Tomorrow is the Feast of St. Vincent de Paul. Tonight our Vincentian Volunteer group gathered for our weekly prayer service and focused on this man who spent his life working with the poor, with prisoners and with those who sought to serve God. (The Vincent de Paul Society, one of the largest layman ministry groups in the world, was established 150 years after Vincent's death to continue his work and spirit.) We read together this quote from him:
"Whenever I happened to speak abruptly to the convicts, I spoiled everything. But whenever I praised them for their acceptance and showed them compassion, whenever I sympathised with them in their sorrows, when I kissed their chains and showed them how upset I was when they were punished, then they always listened to me and even turned to God. A missionary needs patience and restraint in his work with those to whom he is sent. The poor can be so unrefined, so ignorant...If an individual hasn't the gentleness to put up with their crudeness, what can he hope to accomplish? Nothing at all. On the contrary, he will dishearten those poor ones when they feel his sharpness, they will be put off and will not return to learn those things which are needed for them to be saved. Gentle patience, then, is demanded of us."

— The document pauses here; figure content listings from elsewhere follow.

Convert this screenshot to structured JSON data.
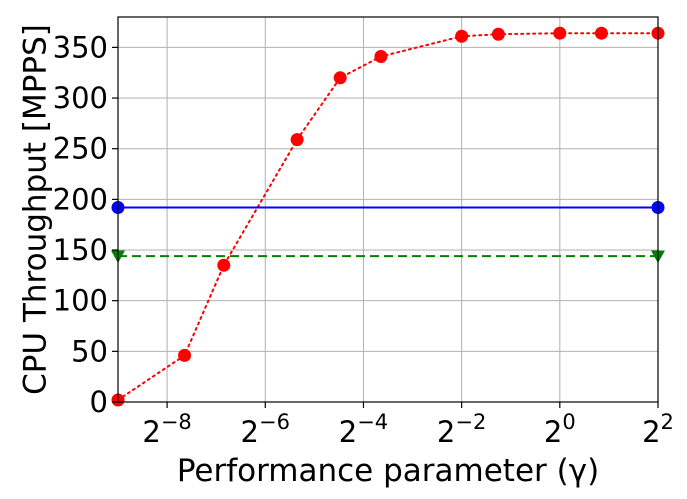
{
  "chart_data": {
    "type": "line",
    "xlabel": "Performance parameter (γ)",
    "ylabel": "CPU Throughput [MPPS]",
    "x_scale": "log2",
    "xlim": [
      0.001953125,
      4
    ],
    "ylim": [
      0,
      380
    ],
    "grid": true,
    "x_ticks": [
      {
        "value": 0.00390625,
        "base": "2",
        "exp": "−8"
      },
      {
        "value": 0.015625,
        "base": "2",
        "exp": "−6"
      },
      {
        "value": 0.0625,
        "base": "2",
        "exp": "−4"
      },
      {
        "value": 0.25,
        "base": "2",
        "exp": "−2"
      },
      {
        "value": 1,
        "base": "2",
        "exp": "0"
      },
      {
        "value": 4,
        "base": "2",
        "exp": "2"
      }
    ],
    "y_ticks": [
      0,
      50,
      100,
      150,
      200,
      250,
      300,
      350
    ],
    "series": [
      {
        "color": "#ff0000",
        "line_style": "dotted",
        "marker": "circle",
        "x": [
          0.001953125,
          0.005,
          0.0087,
          0.0245,
          0.045,
          0.08,
          0.25,
          0.42,
          1,
          1.8,
          4
        ],
        "y": [
          2,
          46,
          135,
          259,
          320,
          341,
          361,
          363,
          364,
          364,
          364
        ]
      },
      {
        "color": "#0000ff",
        "line_style": "solid",
        "marker": "circle",
        "x": [
          0.001953125,
          4
        ],
        "y": [
          192,
          192
        ]
      },
      {
        "color": "#008000",
        "line_style": "dashed",
        "marker": "triangle-down",
        "x": [
          0.001953125,
          4
        ],
        "y": [
          144,
          144
        ]
      }
    ]
  }
}
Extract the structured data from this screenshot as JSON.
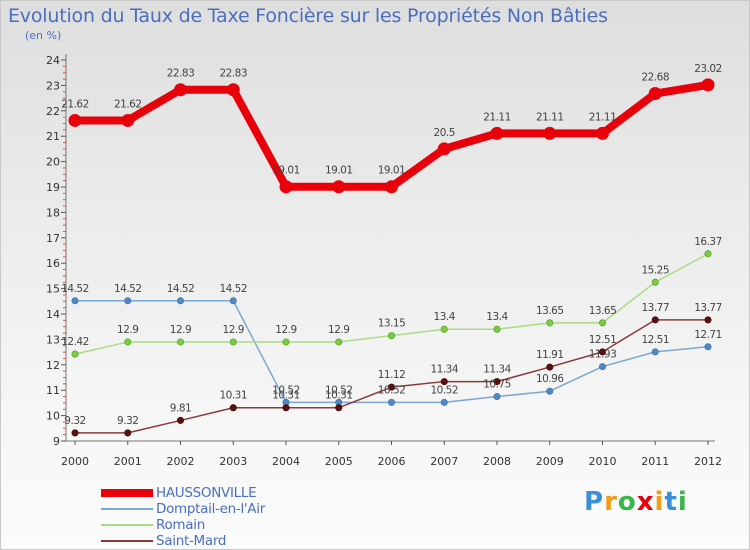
{
  "chart_data": {
    "type": "line",
    "title": "Evolution du Taux de Taxe Foncière sur les Propriétés Non Bâties",
    "ylabel": "(en %)",
    "xlabel": "",
    "ylim": [
      9,
      24
    ],
    "categories": [
      "2000",
      "2001",
      "2002",
      "2003",
      "2004",
      "2005",
      "2006",
      "2007",
      "2008",
      "2009",
      "2010",
      "2011",
      "2012"
    ],
    "yticks": [
      "9",
      "10",
      "11",
      "12",
      "13",
      "14",
      "15",
      "16",
      "17",
      "18",
      "19",
      "20",
      "21",
      "22",
      "23",
      "24"
    ],
    "grid": false,
    "legend_position": "bottom-left",
    "series": [
      {
        "name": "HAUSSONVILLE",
        "color": "#e8000b",
        "marker_color": "#e8000b",
        "values": [
          21.62,
          21.62,
          22.83,
          22.83,
          19.01,
          19.01,
          19.01,
          20.5,
          21.11,
          21.11,
          21.11,
          22.68,
          23.02
        ],
        "labels": [
          "21.62",
          "21.62",
          "22.83",
          "22.83",
          "19.01",
          "19.01",
          "19.01",
          "20.5",
          "21.11",
          "21.11",
          "21.11",
          "22.68",
          "23.02"
        ]
      },
      {
        "name": "Domptail-en-l'Air",
        "color": "#7ba7d0",
        "marker_color": "#4f88c6",
        "values": [
          14.52,
          14.52,
          14.52,
          14.52,
          10.52,
          10.52,
          10.52,
          10.52,
          10.75,
          10.96,
          11.93,
          12.51,
          12.71
        ],
        "labels": [
          "14.52",
          "14.52",
          "14.52",
          "14.52",
          "10.52",
          "10.52",
          "10.52",
          "10.52",
          "10.75",
          "10.96",
          "11.93",
          "12.51",
          "12.71"
        ]
      },
      {
        "name": "Romain",
        "color": "#a8dc82",
        "marker_color": "#7acc3c",
        "values": [
          12.42,
          12.9,
          12.9,
          12.9,
          12.9,
          12.9,
          13.15,
          13.4,
          13.4,
          13.65,
          13.65,
          15.25,
          16.37
        ],
        "labels": [
          "12.42",
          "12.9",
          "12.9",
          "12.9",
          "12.9",
          "12.9",
          "13.15",
          "13.4",
          "13.4",
          "13.65",
          "13.65",
          "15.25",
          "16.37"
        ]
      },
      {
        "name": "Saint-Mard",
        "color": "#8b3a3a",
        "marker_color": "#5c1010",
        "values": [
          9.32,
          9.32,
          9.81,
          10.31,
          10.31,
          10.31,
          11.12,
          11.34,
          11.34,
          11.91,
          12.51,
          13.77,
          13.77
        ],
        "labels": [
          "9.32",
          "9.32",
          "9.81",
          "10.31",
          "10.31",
          "10.31",
          "11.12",
          "11.34",
          "11.34",
          "11.91",
          "12.51",
          "13.77",
          "13.77"
        ]
      }
    ]
  },
  "brand": {
    "letters": [
      "P",
      "r",
      "o",
      "x",
      "i",
      "t",
      "i"
    ],
    "colors": [
      "#3b8fd6",
      "#f39c1a",
      "#39b54a",
      "#e8000b",
      "#f39c1a",
      "#3b8fd6",
      "#39b54a"
    ]
  }
}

We then had a short discussion about patience. I noticed that my two ministry positions both require patience, but different kinds of patience. When I'm at St. Gregory's I work with kids bouncing off the walls after school and my job as supervisor asks me to patient with them. Not to lose my cool or ignore them. But at St. Vincent's School for the Visually Impaired, the kids are much better behaved, so behaved in fact that they sometimes seem to move about in slow motion. Time moves so slowly. Patience is required, but this time it is patience with myself. I have to adjust to the slower pace of the students and the school, and this requires me to let the chaos and impatience seep out of me. In both cases, St. Vincent's words are appropriate for me: Gentle patience is demanded. Gentle patience with the children at St. Gregory and at St. Vincent, gentle patience with myself. When I'm impatient with other people, it may reflect the amount of patience I give myself. And when I am patient with others, it may reflect how much of God's grace and peace I allow myself.